La découverte de pétrole dans le Sinaï et dans le désert Libyque dans les années 1970 a définitivement assis la position énergétique du pays. Le pétrole national satisfait une part importante de la consommation égyptienne. Il est aussi devenu le premier poste d'exportation, dépassant même le coton.
Par ailleurs, le gisement de gaz naturel atteint par des forages dans la dépression de Kattara expédie son méthane par gazoduc vers les usines de la banlieue cairote.
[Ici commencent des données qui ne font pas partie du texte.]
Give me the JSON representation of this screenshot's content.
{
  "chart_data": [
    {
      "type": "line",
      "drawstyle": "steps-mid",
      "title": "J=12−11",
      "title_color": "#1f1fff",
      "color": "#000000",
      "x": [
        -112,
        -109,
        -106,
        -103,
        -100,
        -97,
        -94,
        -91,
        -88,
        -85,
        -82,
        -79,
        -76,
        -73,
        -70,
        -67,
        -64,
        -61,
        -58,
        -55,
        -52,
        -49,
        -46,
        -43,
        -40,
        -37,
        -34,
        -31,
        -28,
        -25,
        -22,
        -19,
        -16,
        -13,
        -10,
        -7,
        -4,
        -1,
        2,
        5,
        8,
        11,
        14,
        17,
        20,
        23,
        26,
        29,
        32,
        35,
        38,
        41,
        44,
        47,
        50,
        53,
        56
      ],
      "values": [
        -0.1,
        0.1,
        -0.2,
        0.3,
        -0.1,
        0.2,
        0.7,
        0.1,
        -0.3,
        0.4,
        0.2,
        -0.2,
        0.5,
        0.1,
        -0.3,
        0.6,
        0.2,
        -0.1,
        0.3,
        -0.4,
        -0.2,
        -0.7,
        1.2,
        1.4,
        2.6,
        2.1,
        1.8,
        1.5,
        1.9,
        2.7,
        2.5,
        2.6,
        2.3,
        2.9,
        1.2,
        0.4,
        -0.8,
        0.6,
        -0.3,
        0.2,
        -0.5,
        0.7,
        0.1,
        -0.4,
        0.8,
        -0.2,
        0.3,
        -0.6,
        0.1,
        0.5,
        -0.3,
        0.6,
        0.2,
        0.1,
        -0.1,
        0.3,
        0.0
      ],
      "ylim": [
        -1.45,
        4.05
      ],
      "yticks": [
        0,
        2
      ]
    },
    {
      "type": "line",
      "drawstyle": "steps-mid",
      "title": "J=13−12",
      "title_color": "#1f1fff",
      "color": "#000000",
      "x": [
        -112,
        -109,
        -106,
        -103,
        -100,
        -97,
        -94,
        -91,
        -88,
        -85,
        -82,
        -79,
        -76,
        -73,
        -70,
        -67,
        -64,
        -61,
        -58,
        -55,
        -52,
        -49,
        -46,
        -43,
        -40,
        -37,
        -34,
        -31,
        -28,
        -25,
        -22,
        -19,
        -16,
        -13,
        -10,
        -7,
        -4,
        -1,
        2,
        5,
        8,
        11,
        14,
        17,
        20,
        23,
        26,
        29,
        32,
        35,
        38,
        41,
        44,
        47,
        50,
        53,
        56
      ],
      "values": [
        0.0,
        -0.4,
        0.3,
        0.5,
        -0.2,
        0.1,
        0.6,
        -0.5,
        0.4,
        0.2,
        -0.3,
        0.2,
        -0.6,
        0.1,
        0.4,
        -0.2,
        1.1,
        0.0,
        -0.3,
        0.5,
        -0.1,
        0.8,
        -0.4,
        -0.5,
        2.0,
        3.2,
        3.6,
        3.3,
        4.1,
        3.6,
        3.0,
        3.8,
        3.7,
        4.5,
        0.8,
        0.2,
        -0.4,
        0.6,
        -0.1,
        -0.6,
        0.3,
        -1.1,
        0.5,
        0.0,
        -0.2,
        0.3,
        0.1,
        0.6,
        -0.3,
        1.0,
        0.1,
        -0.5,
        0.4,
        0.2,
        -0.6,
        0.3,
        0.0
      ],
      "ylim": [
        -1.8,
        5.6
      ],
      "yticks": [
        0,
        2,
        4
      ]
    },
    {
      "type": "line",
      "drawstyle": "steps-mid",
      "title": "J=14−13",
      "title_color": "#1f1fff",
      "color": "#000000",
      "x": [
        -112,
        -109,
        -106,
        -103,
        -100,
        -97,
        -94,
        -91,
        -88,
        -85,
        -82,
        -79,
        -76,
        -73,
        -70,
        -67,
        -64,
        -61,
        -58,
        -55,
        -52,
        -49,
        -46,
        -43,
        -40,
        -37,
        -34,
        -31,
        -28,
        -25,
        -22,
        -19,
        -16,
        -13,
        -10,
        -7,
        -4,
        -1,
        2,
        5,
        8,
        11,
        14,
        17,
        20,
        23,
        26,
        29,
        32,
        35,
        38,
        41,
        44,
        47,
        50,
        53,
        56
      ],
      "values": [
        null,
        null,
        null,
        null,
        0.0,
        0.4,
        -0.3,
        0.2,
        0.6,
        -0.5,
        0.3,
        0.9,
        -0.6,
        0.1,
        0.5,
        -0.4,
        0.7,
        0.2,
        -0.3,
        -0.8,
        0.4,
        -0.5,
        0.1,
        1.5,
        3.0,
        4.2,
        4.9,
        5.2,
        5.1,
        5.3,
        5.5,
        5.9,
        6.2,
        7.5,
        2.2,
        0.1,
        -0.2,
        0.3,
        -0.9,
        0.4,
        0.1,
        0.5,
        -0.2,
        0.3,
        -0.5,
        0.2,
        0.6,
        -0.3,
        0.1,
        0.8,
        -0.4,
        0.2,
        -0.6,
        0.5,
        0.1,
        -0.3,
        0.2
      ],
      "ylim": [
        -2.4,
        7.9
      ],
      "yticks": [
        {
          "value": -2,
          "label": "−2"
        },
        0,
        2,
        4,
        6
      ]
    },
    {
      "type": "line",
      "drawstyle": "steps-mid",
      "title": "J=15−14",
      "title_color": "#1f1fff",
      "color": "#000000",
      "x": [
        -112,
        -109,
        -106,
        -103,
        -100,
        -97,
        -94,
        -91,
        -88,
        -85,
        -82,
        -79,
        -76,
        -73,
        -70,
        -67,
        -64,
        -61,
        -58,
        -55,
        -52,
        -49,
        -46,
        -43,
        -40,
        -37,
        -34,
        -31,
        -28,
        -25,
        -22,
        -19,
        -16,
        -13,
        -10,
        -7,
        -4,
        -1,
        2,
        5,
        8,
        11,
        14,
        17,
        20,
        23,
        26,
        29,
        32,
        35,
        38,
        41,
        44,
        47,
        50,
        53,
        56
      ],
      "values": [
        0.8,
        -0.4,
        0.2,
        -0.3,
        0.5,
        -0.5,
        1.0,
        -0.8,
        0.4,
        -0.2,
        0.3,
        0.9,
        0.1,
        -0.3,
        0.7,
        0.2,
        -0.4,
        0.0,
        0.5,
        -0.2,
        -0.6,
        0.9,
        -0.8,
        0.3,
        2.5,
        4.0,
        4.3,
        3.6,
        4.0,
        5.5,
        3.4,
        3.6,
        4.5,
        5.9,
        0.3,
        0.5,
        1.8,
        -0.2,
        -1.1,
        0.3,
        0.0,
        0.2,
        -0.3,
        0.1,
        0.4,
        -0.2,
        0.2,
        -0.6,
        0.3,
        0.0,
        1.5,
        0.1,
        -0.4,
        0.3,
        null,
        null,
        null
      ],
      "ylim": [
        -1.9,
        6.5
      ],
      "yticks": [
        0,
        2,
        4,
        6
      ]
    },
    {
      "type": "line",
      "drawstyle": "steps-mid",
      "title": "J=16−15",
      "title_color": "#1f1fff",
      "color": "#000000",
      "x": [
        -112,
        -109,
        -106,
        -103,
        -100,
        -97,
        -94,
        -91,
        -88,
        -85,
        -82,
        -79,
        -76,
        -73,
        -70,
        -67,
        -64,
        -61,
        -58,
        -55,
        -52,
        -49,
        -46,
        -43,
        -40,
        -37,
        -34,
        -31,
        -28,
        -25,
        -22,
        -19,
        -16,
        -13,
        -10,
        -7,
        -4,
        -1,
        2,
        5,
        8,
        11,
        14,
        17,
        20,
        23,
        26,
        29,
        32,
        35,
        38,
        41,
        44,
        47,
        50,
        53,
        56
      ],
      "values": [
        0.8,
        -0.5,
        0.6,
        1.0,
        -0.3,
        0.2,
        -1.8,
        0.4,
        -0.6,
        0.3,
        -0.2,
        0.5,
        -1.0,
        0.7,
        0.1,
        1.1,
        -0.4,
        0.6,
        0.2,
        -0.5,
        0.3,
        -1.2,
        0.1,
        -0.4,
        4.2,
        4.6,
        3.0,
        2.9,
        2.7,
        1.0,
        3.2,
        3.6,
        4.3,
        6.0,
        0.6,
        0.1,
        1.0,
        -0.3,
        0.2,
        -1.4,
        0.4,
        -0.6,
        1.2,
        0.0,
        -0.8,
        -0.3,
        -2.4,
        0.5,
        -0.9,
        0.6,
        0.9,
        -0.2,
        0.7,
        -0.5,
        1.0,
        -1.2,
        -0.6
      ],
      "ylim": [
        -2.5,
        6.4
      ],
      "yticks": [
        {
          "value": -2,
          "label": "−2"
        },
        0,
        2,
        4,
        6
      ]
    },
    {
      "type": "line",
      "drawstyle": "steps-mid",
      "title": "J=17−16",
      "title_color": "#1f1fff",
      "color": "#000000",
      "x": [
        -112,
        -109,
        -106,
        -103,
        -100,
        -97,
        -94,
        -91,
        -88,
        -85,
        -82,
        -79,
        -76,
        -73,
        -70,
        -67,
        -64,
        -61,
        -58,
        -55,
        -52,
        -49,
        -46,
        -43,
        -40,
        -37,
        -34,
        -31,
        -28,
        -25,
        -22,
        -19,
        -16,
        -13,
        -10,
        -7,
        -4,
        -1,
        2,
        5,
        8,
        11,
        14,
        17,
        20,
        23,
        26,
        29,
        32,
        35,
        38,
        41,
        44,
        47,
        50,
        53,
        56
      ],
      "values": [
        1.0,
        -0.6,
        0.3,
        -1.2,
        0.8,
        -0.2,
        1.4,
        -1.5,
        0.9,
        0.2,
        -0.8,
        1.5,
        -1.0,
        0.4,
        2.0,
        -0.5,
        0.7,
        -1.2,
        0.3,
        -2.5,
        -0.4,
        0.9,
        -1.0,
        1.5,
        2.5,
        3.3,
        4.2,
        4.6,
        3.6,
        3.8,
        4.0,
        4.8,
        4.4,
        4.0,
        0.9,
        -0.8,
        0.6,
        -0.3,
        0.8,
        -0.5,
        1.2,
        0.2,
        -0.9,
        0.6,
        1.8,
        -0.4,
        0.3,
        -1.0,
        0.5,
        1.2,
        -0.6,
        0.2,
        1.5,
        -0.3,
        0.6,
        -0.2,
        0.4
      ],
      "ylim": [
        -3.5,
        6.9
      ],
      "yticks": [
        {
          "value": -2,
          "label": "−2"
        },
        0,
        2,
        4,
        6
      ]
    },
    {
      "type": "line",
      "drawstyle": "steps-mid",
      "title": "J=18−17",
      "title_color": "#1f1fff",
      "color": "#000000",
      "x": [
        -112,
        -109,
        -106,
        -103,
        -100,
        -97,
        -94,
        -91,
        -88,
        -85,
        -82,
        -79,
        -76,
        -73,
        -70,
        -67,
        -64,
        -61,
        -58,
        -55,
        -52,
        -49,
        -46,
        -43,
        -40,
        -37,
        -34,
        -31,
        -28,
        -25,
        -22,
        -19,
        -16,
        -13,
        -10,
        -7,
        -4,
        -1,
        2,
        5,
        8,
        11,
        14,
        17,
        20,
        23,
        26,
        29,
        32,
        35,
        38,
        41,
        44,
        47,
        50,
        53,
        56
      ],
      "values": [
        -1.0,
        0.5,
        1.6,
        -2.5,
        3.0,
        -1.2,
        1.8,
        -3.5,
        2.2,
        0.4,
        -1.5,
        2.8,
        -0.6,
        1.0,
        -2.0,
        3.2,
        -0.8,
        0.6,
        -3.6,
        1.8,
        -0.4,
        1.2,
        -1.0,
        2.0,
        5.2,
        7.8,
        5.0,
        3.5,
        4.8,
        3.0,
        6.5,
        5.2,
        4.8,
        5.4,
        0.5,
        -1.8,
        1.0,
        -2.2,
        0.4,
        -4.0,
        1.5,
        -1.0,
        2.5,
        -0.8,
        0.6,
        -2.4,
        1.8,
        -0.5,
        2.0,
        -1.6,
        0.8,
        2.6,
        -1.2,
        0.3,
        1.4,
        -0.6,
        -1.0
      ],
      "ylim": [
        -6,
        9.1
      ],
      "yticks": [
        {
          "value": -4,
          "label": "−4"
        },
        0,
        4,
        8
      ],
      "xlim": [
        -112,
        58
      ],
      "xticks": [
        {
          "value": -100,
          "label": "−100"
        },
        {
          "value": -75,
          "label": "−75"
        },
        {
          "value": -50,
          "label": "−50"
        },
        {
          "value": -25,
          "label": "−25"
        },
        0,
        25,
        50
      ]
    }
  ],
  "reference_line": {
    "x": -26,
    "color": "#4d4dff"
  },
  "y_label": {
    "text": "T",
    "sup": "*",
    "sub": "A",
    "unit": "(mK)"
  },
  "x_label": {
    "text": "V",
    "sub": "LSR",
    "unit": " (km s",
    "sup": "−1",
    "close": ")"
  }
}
Consciente de la nécessité où elle se trouve de développer ses ressources en hydrocarbures, l'Egypte multiplie les permis de recherche. Elle envisage la construction, sur la rive orientale de la mer Rouge, d'un vaste complexe à el-Tûr, la cité-champignon du pétrole, ainsi que autour d'el-Arich. Près de cette dernière ville sera mise en service une centrale thermique alimentée en eau par des retenues recueillant les précipitations saisonnières du mont Sinaï.
D'ores et déjà, l'Egypte est l'un des pays les mieux lotis du continent africain sur le plan énergétique.